Dear Mr. Search Engineer: I noticed several references to "centrifugal force" in a recent article in Design News. But there's no such thing, right? —Scott in Minnesota
Dear Scott: Actually, you are confused about the distinction between physical forces and inertial forces. The concept of a centrifugal force derives from D'Alembert's principle which takes the acceleration side of the F=ma equation, and moves it to the other side (F-ma=0). This allows a body under the influence of physical forces (F) to be considered in equilibrium with the inertial forces (ma). This approach has some advantages for analysis in certain situations. In the case of motion along a curved path, the term "centripetal" basically means "toward the center of curvature," while the term "centrifugal" means "away from the center of curvature.
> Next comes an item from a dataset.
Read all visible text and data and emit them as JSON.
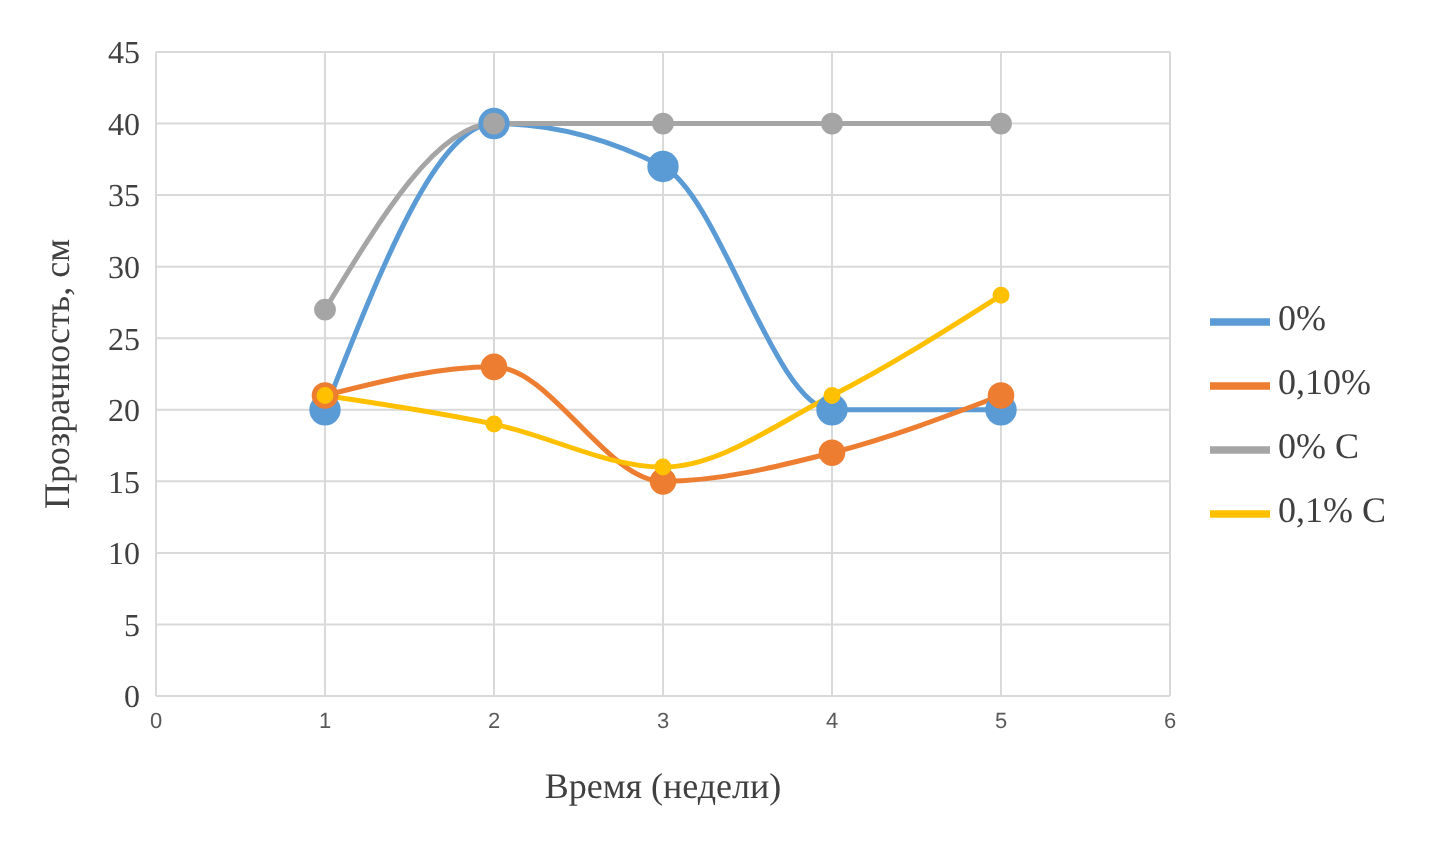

In curvalinear motion there must be a physical (centripetal) force in the centripetal direction in order to force the body along a curved path. This physical force causes the centripetal acceleration.
Hi There, Search Engineer: We took the plunge and bought brand new hardware and software, specifically a Pentium 4-2 GHz with Windows XP Professional Software. All of my program and data files transferred nicely except I can't get AutoCAD R-13 drawings to print on my HP Laserjet III printer. What's up?—T.E. in Indiana
Dear T.E.: Dude, if you're going to spend money on a computer, put a little extra in the budget to upgrade your CAD software, too. Here's why:
1) CAD upgrades are not all that expensive anymore (provided you are a registered user).
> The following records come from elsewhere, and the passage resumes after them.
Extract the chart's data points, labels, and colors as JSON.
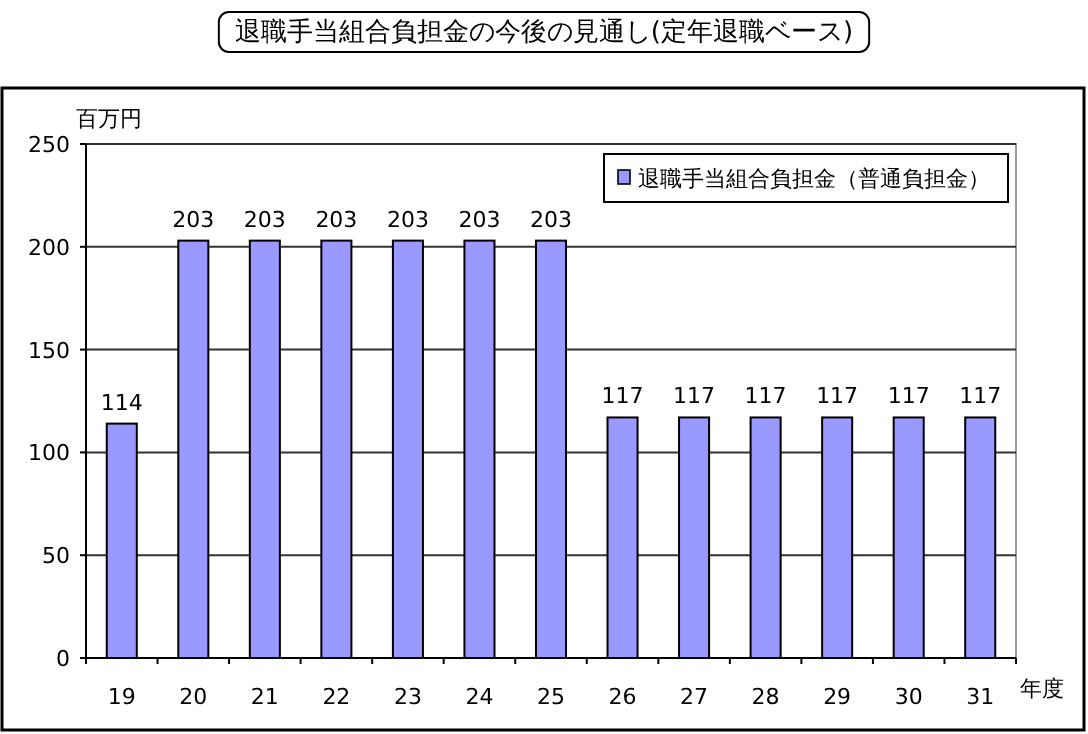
{
  "chart_data": {
    "type": "bar",
    "title": "退職手当組合負担金の今後の見通し(定年退職ベース)",
    "ylabel": "百万円",
    "xlabel": "年度",
    "categories": [
      "19",
      "20",
      "21",
      "22",
      "23",
      "24",
      "25",
      "26",
      "27",
      "28",
      "29",
      "30",
      "31"
    ],
    "series": [
      {
        "name": "退職手当組合負担金（普通負担金）",
        "color": "#9999ff",
        "values": [
          114,
          203,
          203,
          203,
          203,
          203,
          203,
          117,
          117,
          117,
          117,
          117,
          117
        ]
      }
    ],
    "ylim": [
      0,
      250
    ],
    "yticks": [
      0,
      50,
      100,
      150,
      200,
      250
    ],
    "grid": "y",
    "legend": "top right",
    "data_labels": true
  }
}
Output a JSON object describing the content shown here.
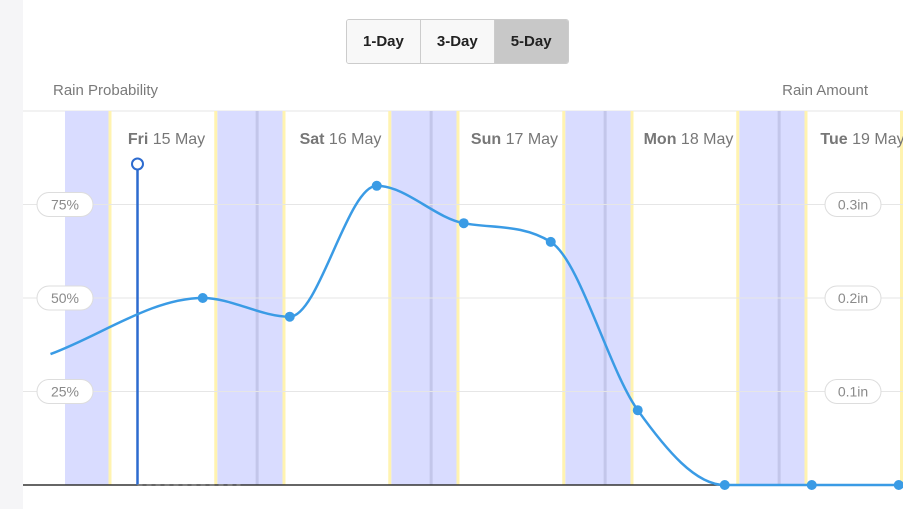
{
  "range_tabs": [
    {
      "label": "1-Day",
      "active": false
    },
    {
      "label": "3-Day",
      "active": false
    },
    {
      "label": "5-Day",
      "active": true
    }
  ],
  "chart_data": {
    "type": "line",
    "left_axis_title": "Rain Probability",
    "right_axis_title": "Rain Amount",
    "left_ticks": [
      {
        "value": 25,
        "label": "25%"
      },
      {
        "value": 50,
        "label": "50%"
      },
      {
        "value": 75,
        "label": "75%"
      }
    ],
    "right_ticks": [
      {
        "value": 0.1,
        "label": "0.1in"
      },
      {
        "value": 0.2,
        "label": "0.2in"
      },
      {
        "value": 0.3,
        "label": "0.3in"
      }
    ],
    "ylim": [
      0,
      100
    ],
    "y2lim": [
      0,
      0.4
    ],
    "x_range_hours": [
      0,
      135
    ],
    "days": [
      {
        "weekday": "Fri",
        "date": "15 May",
        "hour": 14
      },
      {
        "weekday": "Sat",
        "date": "16 May",
        "hour": 38
      },
      {
        "weekday": "Sun",
        "date": "17 May",
        "hour": 62
      },
      {
        "weekday": "Mon",
        "date": "18 May",
        "hour": 86
      },
      {
        "weekday": "Tue",
        "date": "19 May",
        "hour": 110
      }
    ],
    "night_bands": [
      {
        "from": 0,
        "to": 6
      },
      {
        "from": 21,
        "to": 30
      },
      {
        "from": 45,
        "to": 54
      },
      {
        "from": 69,
        "to": 78
      },
      {
        "from": 93,
        "to": 102
      },
      {
        "from": 117,
        "to": 135
      }
    ],
    "series": [
      {
        "color": "#3a9be5",
        "x": [
          -2,
          19,
          31,
          43,
          55,
          67,
          79,
          91,
          103,
          115,
          127
        ],
        "y": [
          35,
          50,
          45,
          80,
          70,
          65,
          20,
          0,
          0,
          0,
          0
        ],
        "markers_from_index": 1
      }
    ],
    "current_time_hour": 10
  },
  "colors": {
    "night_band": "#d9dcff",
    "band_edge": "#fff3b0",
    "grid": "#e6e6e6",
    "line": "#3a9be5",
    "cursor": "#2d6bcf"
  }
}
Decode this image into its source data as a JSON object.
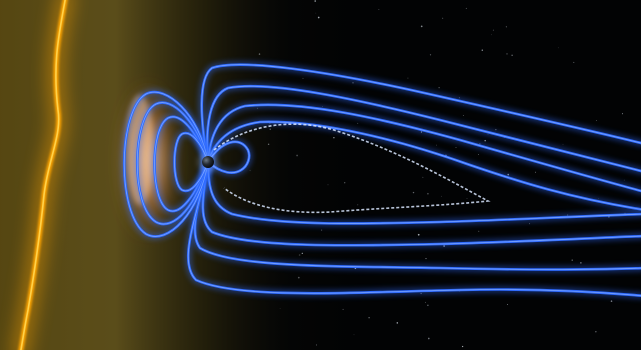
{
  "scene": {
    "subject": "earth-magnetosphere-visualization",
    "colors": {
      "space": "#020304",
      "solar_wind_haze": "#6b5a1c",
      "bow_shock": "#ffa500",
      "bow_shock_core": "#ffd24a",
      "magnetopause_glow": "#e8a070",
      "field_line": "#2f6bff",
      "field_line_core": "#8fb4ff",
      "neutral_sheet": "#d8e6ff",
      "planet": "#1a1f26"
    },
    "star_count": 90
  }
}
2) Your skill levels will improve, rather than stagnate
3) Since your skill level will improve, so will your marketability (hey, you never know when you might be out of a job these days)
4) You will find it ever increasingly difficult to swap files with others
Oh Wisest of All, Mr. Search Engineer: I have a prototype molding process that involves pouring molten material onto a constantly rotating mold plate. The mold holes are through-holes. Below the moving mold plate is a static chill plate. The problem is "smearing." As the molten material first contacts the chill plate, a thin film is laid down until enough of the material has set up to plug the hole. Any ideas?—J.P. in Chicago
Dear J. P.: The first idea is free, we'll have to bill you for the rest! You could try placing a stainless steel foil "seal" on the bottom of the moving mold plate. Alternatively, silicone grease or other viscous compound might serve to temporarily "attach" to the seal, preventing the leakage while giving the necessary cooling. Or, how about rotating or moving the chill plate so that it can be cleaned, scraped or lubricated during the process? You might even try welding a thin plate to the mold between the chill plate and the mold. The thin metal plate should not cut down cooling too much, and it will block the molten material.